Nous souhaitons donc aller vers une organisation plus transversale entre l'établissement public et ses filiales afin de mieux garantir le respect de nos priorités. Par conséquent, nous devons transformer et moderniser l'établissement public et mettre en oeuvre une vision plus intégrée du groupe Caisse des Dépôts tout en gardant la spécificité de l'établissement public. Je ne reviens pas sur les nouvelles obligations qui s'imposent à nous au niveau des fonds propres ou de la rigidité du bilan mais je veux indiquer qu'il y a un troisième facteur qui pèse sur notre activité et qui réside dans la faiblesse des taux d'intérêt. En effet, ces taux faibles pèsent sur les fonds d'épargne, sur la collecte de l'épargne ainsi que sur ce qu'on appelle la « rente des notaires », laquelle s'amenuise fortement au vu du rapport entre la rémunération des notaires depuis plus d'un siècle et les taux de replacement de la ressource qui existent aujourd'hui. Cela joue sur l'ensemble de l'équation économique et nos marges de manoeuvre sont donc actuellement plus réduites qu'elles ne l'étaient avant la crise financière.
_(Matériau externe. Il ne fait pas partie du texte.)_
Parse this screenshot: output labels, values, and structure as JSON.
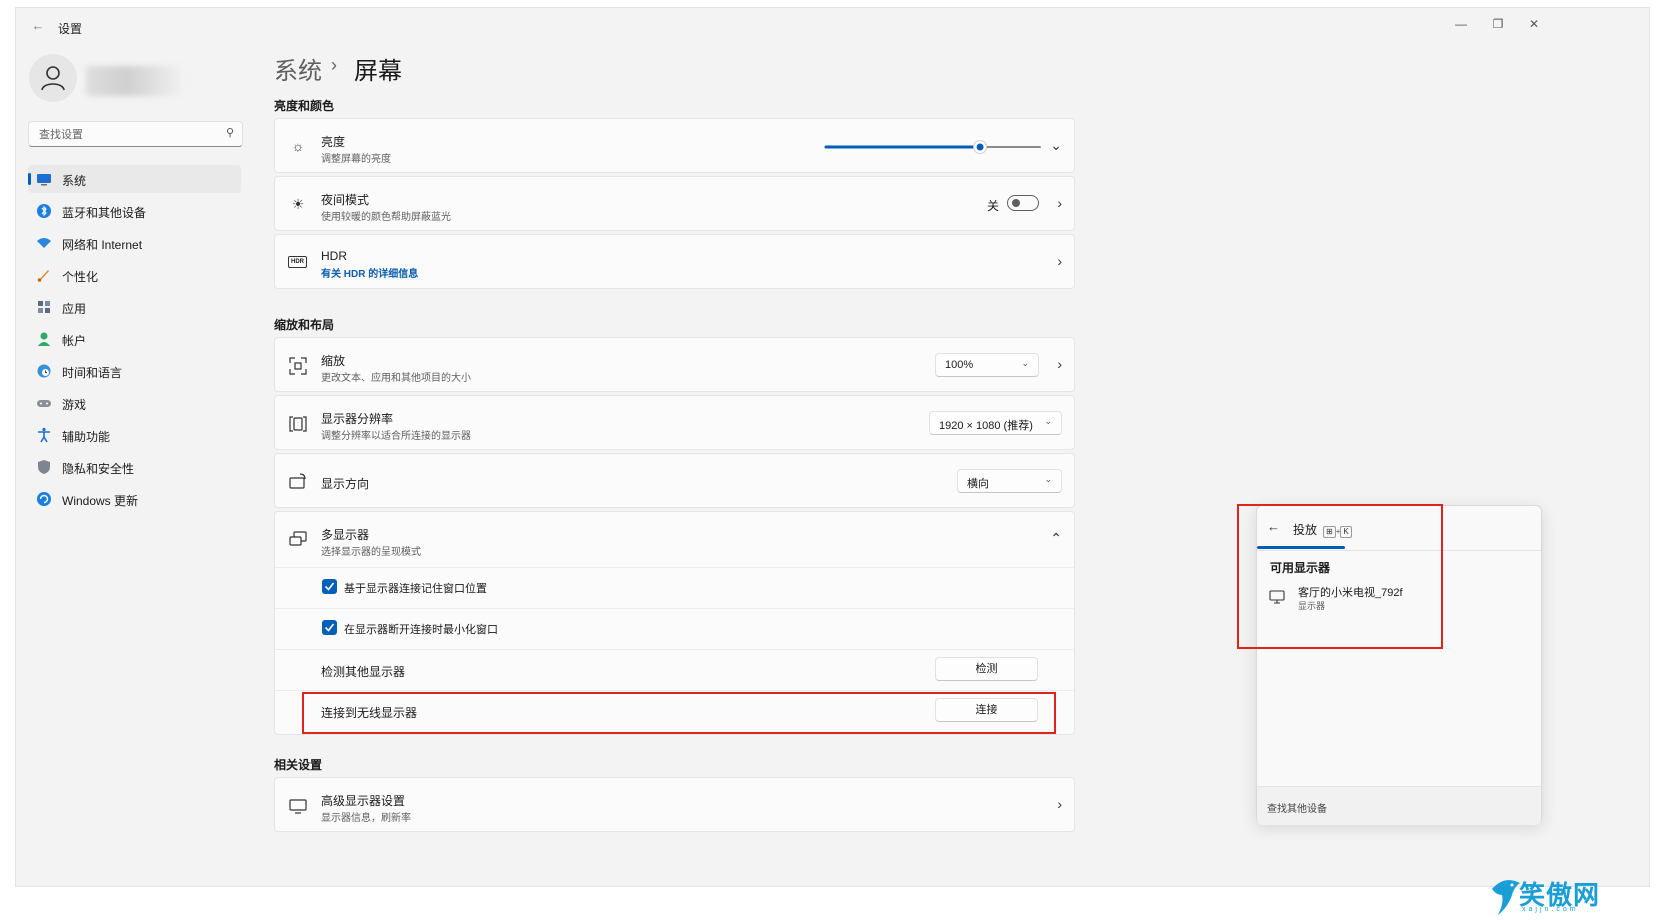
{
  "window": {
    "title": "设置",
    "back_glyph": "←",
    "minimize_glyph": "—",
    "restore_glyph": "❐",
    "close_glyph": "✕"
  },
  "sidebar": {
    "search_placeholder": "查找设置",
    "items": [
      {
        "label": "系统",
        "icon": "system-display-icon",
        "active": true
      },
      {
        "label": "蓝牙和其他设备",
        "icon": "bluetooth-icon"
      },
      {
        "label": "网络和 Internet",
        "icon": "wifi-icon"
      },
      {
        "label": "个性化",
        "icon": "brush-icon"
      },
      {
        "label": "应用",
        "icon": "apps-icon"
      },
      {
        "label": "帐户",
        "icon": "account-icon"
      },
      {
        "label": "时间和语言",
        "icon": "globe-clock-icon"
      },
      {
        "label": "游戏",
        "icon": "gamepad-icon"
      },
      {
        "label": "辅助功能",
        "icon": "accessibility-icon"
      },
      {
        "label": "隐私和安全性",
        "icon": "shield-icon"
      },
      {
        "label": "Windows 更新",
        "icon": "windows-update-icon"
      }
    ]
  },
  "breadcrumb": {
    "parent": "系统",
    "separator": "›",
    "current": "屏幕"
  },
  "sections": {
    "brightness_color": "亮度和颜色",
    "scale_layout": "缩放和布局",
    "related": "相关设置"
  },
  "brightness": {
    "title": "亮度",
    "subtitle": "调整屏幕的亮度",
    "level": 0.72
  },
  "night_light": {
    "title": "夜间模式",
    "subtitle": "使用较暖的颜色帮助屏蔽蓝光",
    "state_label": "关",
    "on": false
  },
  "hdr": {
    "title": "HDR",
    "link": "有关 HDR 的详细信息",
    "icon_text": "HDR"
  },
  "scale": {
    "title": "缩放",
    "subtitle": "更改文本、应用和其他项目的大小",
    "value": "100%"
  },
  "resolution": {
    "title": "显示器分辨率",
    "subtitle": "调整分辨率以适合所连接的显示器",
    "value": "1920 × 1080 (推荐)"
  },
  "orientation": {
    "title": "显示方向",
    "value": "横向"
  },
  "multi_display": {
    "title": "多显示器",
    "subtitle": "选择显示器的呈现模式",
    "remember_positions": "基于显示器连接记住窗口位置",
    "minimize_on_disconnect": "在显示器断开连接时最小化窗口",
    "detect_label": "检测其他显示器",
    "detect_button": "检测",
    "connect_label": "连接到无线显示器",
    "connect_button": "连接"
  },
  "advanced": {
    "title": "高级显示器设置",
    "subtitle": "显示器信息，刷新率"
  },
  "cast_panel": {
    "title": "投放",
    "shortcut_key1": "⊞",
    "shortcut_plus": "+",
    "shortcut_key2": "K",
    "section": "可用显示器",
    "device_name": "客厅的小米电视_792f",
    "device_type": "显示器",
    "footer": "查找其他设备"
  },
  "watermark": {
    "text": "笑傲网",
    "sub": "xajjn.com"
  },
  "colors": {
    "accent": "#005fb8",
    "highlight": "#e0241a"
  }
}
Nous devons donc revoir nos modes d'intervention et recentrer nos responsabilités sur nos cinq grands métiers. Cela concerne d'abord notre métier d'investisseur : nous devons être plus économes sur nos fonds propres et plus sélectifs dans nos projets. Nous devons désormais être davantage co-investisseurs et développer nos outils afin d'attirer des capitaux étrangers, y compris des fonds souverains. Il s'agit donc de maximiser l'effet de levier et de jouer un rôle de catalyseur et de fédérateur de l'investissement.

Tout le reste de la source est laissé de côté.